Shared Role Coaching Layer

Role-specific guidance is centralized in a shared role-coaching module.

That shared layer provides:

  • normalized role and level handling
  • recommended template selection
  • role-specific context and attempt hints
  • role-specific examples and warning copy
  • specialization-aware coaching for software-engineering profiles (frontend, backend, DevOps, fullstack)

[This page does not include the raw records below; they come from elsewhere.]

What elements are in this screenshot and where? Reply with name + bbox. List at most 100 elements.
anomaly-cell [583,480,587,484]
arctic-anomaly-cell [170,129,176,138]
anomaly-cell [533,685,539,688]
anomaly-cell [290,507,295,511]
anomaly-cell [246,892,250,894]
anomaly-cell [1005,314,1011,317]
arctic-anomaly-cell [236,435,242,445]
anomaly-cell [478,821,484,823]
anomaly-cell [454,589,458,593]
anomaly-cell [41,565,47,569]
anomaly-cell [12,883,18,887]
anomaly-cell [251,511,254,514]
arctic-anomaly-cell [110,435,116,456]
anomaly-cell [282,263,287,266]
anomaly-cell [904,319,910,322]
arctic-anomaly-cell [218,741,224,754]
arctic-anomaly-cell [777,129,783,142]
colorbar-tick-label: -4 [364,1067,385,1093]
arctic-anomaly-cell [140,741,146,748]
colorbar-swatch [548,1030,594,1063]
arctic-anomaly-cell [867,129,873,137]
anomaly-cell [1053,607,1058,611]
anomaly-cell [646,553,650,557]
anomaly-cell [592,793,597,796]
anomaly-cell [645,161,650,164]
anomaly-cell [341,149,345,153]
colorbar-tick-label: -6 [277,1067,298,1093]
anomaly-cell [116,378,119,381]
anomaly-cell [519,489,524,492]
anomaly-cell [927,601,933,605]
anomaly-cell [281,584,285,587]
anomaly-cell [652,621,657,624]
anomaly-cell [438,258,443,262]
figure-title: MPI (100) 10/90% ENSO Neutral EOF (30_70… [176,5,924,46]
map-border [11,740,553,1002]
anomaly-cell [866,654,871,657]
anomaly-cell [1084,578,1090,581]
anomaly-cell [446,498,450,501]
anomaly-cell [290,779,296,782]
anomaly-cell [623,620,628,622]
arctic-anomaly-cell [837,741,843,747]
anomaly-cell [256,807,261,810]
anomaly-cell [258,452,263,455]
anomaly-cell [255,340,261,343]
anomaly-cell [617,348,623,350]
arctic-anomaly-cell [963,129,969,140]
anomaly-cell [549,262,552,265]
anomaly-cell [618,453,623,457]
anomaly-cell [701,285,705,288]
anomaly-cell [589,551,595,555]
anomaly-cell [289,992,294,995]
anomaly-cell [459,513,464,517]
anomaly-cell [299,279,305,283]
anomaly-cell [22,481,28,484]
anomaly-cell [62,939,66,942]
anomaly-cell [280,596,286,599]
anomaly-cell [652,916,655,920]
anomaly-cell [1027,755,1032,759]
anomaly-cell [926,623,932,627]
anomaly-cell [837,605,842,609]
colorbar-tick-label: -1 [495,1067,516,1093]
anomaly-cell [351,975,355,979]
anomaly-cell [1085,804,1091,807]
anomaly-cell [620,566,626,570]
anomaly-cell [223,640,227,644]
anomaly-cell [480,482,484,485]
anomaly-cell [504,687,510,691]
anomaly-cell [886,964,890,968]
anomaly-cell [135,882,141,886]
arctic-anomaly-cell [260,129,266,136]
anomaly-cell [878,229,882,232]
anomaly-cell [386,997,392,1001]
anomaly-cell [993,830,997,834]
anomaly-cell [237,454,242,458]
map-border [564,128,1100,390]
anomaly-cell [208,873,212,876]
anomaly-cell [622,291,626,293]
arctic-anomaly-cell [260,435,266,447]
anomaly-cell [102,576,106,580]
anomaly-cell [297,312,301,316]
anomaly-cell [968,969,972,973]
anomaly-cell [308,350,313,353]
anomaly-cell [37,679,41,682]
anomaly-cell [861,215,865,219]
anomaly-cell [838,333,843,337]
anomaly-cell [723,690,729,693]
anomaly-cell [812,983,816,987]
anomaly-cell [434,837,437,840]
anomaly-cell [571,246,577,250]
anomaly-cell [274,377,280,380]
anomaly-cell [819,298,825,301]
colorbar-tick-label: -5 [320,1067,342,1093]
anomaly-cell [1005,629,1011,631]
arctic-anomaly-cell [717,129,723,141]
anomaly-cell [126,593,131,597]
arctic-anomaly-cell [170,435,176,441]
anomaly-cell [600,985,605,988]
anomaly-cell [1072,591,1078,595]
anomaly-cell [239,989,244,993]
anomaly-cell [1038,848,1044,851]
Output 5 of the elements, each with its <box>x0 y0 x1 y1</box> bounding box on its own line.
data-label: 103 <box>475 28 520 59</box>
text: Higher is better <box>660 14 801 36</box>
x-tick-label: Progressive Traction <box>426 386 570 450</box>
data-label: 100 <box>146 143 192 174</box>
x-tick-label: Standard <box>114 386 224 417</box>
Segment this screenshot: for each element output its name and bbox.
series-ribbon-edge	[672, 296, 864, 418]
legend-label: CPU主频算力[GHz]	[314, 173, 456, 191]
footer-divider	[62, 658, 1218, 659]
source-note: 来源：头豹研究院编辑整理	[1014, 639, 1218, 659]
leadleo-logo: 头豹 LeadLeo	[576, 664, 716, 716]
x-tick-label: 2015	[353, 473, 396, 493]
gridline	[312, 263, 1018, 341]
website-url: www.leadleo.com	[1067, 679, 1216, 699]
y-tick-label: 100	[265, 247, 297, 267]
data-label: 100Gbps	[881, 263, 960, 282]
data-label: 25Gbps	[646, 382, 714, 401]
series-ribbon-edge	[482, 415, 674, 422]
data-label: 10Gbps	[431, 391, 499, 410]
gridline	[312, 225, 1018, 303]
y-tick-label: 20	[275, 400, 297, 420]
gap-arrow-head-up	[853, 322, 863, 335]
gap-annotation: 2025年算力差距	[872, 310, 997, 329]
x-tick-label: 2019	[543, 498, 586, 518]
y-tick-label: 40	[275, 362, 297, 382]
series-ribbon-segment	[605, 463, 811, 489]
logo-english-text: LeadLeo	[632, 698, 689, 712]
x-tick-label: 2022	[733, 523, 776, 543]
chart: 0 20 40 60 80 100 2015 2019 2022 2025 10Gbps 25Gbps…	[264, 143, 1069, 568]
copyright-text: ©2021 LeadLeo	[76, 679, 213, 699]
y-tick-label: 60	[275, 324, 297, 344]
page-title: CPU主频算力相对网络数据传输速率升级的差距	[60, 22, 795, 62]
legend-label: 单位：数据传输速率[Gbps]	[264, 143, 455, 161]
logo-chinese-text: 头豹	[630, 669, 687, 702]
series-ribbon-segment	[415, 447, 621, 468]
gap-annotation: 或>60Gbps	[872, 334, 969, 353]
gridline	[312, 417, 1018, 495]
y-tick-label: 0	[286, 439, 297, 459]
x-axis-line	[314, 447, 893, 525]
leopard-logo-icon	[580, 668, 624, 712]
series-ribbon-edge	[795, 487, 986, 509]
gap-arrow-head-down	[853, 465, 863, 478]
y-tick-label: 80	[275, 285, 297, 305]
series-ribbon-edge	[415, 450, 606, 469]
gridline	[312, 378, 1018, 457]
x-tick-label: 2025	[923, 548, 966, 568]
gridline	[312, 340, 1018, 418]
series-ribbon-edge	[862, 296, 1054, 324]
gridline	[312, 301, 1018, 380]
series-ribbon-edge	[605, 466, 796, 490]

The popup builder, in-page quick builder, prompt-quality engine, live monitor, and analytics summaries all read from the same role definitions.

Prompt Analysis Modes

  • Draft mode (pre-send): runs with 500ms debounce while user types and updates the live bubble only
  • Submit mode: runs on send (Enter, form submit, send button click, quick-builder send), updates stats and triggers warnings

Decision Rules

  • calculate a shared 0-100 score across popup builder and live monitor
  • scoring dimensions: clarity, context, specificity, risk guardrails
  • missing context evidence => suggest concrete evidence gaps
  • missing attempt quality => suggest adding action/result/blocker
  • vague phrase detection => reduce clarity and risk score
  • explicit no-attempt phrase => hard warning and score penalty
  • shortcut prompt => stricter warning in strict mode
  • high dependency score => recommendation to run manual debugging first
  • repeated large pastes => pattern-level alert

Output

Coaching messages are displayed as short overlays with severity types:

  • info
  • success
  • warning

Overlays are shown in the top-right corner, and prompt/habit state is also reflected in the live coach bubble.